隠し子が発覚したら『氷の宝石商』の独占欲に火がつきました~5年越しの執念で見つけ出され、逃げ場のない溺愛で囲い込まれています~

「いやぁ、これはすごい」
「なんて輝きでしょう」
「一生に一度、お目にかかれるかどうかのサファイアだな」


 御堂ジュエリーの特設展示ブースは、押し寄せる来場者とバイヤーたちで隙間もないほどの盛況ぶりを見せていた。

 四方から覗き込めるガラスケースの中央に据えられた青い宝石を一目見ようと、人々は感嘆の声を漏らし、熱い視線を注いでいる。


「これほどの石を……うん、やはり御堂の目利きと技術は確かだな」
「あなた、私もサファイアが欲しくなったわ」


 周囲から聞こえてくる評価はどれも極めて高い。
 これまでに囁かれていた、根拠のない悪評を覆すには十分すぎるものだった。

 磨き抜かれたサファイアそのものが、傷つきかけていた御堂の信頼を急速に回復させていくのが肌で感じられる。

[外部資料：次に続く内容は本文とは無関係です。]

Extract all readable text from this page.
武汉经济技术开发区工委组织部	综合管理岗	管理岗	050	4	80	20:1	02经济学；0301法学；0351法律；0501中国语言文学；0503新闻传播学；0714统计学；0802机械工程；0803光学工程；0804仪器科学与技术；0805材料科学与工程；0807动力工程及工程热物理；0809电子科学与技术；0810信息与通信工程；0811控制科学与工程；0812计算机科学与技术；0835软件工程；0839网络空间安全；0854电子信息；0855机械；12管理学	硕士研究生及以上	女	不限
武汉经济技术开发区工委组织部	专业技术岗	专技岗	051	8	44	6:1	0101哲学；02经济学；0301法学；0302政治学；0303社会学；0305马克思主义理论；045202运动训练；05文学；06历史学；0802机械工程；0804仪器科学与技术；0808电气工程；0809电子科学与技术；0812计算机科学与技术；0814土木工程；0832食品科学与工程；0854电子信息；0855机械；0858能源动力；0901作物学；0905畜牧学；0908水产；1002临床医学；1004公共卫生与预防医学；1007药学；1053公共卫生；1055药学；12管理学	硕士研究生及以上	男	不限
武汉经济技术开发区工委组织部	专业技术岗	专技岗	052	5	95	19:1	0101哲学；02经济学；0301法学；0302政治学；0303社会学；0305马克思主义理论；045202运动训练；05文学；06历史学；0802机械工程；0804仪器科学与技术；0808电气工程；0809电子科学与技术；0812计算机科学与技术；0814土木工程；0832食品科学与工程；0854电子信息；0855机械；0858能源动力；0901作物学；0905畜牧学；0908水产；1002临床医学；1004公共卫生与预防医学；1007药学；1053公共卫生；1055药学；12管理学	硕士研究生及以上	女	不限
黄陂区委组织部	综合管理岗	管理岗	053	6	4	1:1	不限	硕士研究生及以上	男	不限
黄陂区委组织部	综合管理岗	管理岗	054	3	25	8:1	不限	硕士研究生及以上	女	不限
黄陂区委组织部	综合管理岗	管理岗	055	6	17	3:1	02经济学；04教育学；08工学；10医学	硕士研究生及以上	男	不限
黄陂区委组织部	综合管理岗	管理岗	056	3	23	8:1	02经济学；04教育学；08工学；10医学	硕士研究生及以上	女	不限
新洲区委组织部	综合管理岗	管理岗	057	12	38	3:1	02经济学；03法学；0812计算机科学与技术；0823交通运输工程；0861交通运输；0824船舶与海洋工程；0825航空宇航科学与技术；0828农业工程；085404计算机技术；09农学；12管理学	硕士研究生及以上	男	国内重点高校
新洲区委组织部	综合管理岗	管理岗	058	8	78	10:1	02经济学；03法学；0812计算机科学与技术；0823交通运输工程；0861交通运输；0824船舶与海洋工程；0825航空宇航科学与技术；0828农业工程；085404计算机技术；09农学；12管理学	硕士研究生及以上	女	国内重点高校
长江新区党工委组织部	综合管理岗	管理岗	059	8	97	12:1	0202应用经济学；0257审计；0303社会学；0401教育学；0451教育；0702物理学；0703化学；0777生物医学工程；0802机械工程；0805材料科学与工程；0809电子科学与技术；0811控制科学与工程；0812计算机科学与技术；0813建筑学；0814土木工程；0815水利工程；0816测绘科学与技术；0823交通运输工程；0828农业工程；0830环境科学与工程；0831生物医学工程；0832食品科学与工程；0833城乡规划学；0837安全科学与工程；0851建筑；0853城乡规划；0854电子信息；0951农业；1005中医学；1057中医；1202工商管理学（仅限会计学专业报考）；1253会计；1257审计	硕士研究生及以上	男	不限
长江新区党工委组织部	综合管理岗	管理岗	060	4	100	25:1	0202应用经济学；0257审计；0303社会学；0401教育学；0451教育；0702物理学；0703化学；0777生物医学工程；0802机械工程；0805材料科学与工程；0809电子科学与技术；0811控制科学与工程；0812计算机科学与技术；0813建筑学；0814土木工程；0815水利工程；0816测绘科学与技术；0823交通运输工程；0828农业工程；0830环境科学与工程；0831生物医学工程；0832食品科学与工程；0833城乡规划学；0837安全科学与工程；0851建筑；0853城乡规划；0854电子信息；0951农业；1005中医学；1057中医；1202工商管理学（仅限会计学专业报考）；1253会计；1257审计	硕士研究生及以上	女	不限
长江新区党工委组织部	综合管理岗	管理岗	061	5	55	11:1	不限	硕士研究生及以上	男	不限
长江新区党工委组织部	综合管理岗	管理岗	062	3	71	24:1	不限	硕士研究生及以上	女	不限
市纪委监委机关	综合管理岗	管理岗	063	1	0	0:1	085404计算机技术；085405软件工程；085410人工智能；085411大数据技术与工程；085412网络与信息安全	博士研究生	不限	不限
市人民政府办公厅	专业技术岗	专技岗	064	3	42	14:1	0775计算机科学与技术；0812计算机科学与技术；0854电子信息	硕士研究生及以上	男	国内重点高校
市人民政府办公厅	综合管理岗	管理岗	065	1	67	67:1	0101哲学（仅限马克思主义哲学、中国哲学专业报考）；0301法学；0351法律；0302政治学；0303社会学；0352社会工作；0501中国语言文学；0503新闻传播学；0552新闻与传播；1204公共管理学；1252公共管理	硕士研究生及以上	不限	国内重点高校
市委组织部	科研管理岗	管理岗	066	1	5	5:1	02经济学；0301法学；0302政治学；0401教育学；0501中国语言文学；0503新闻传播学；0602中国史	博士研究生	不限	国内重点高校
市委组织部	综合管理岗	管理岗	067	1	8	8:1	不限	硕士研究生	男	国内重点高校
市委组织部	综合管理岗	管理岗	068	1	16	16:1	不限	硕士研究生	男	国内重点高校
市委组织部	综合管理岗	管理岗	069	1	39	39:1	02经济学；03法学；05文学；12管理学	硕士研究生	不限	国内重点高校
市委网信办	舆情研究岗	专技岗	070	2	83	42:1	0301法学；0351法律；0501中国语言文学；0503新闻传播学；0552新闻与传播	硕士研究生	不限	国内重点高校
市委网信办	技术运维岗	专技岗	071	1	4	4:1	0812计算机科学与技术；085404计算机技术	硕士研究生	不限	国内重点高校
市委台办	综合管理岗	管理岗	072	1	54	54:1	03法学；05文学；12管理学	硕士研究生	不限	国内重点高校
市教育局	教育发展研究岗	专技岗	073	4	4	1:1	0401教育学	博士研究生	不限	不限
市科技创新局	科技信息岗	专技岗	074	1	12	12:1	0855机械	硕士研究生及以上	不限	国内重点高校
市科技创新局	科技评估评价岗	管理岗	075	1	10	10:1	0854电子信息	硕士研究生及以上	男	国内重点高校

 あのサファイアは、輝のポケットの奥に隠されていた。

 出発の直前、大人たちが準備のため目を離した一瞬の隙を突き、輝がケースから取り出し、自分のハンカチに包んでしまい込んでいたらしい。


 『大事なものは、一番近くに』


 祖父が山梨で、そう教えたという。

 つまり、あのフルフェイスの強盗たちと蒼乃は、中身が空っぽのケースを命がけで奪い合っていたことになる。

 とんでもない悪戯に心臓が止まる思いだったが、今回ばかりは、その子供ならではの無邪気な機転が最悪の事態を防いだのだと、昂輝も蒼乃も感謝するしかなかった。




「あら、あなた。よく恥ずかしげもなく顔を出せたわね」


 背後から、冷ややかな、しかし妙に耳に触る声が聞こえた。

 振り返ると、豪奢なドレスを纏った七井晶子が、軽蔑を隠そうともしない笑みを浮かべて近づいてくる。

 その視線は、昂輝の傍らに立つ蒼乃へと向けられた。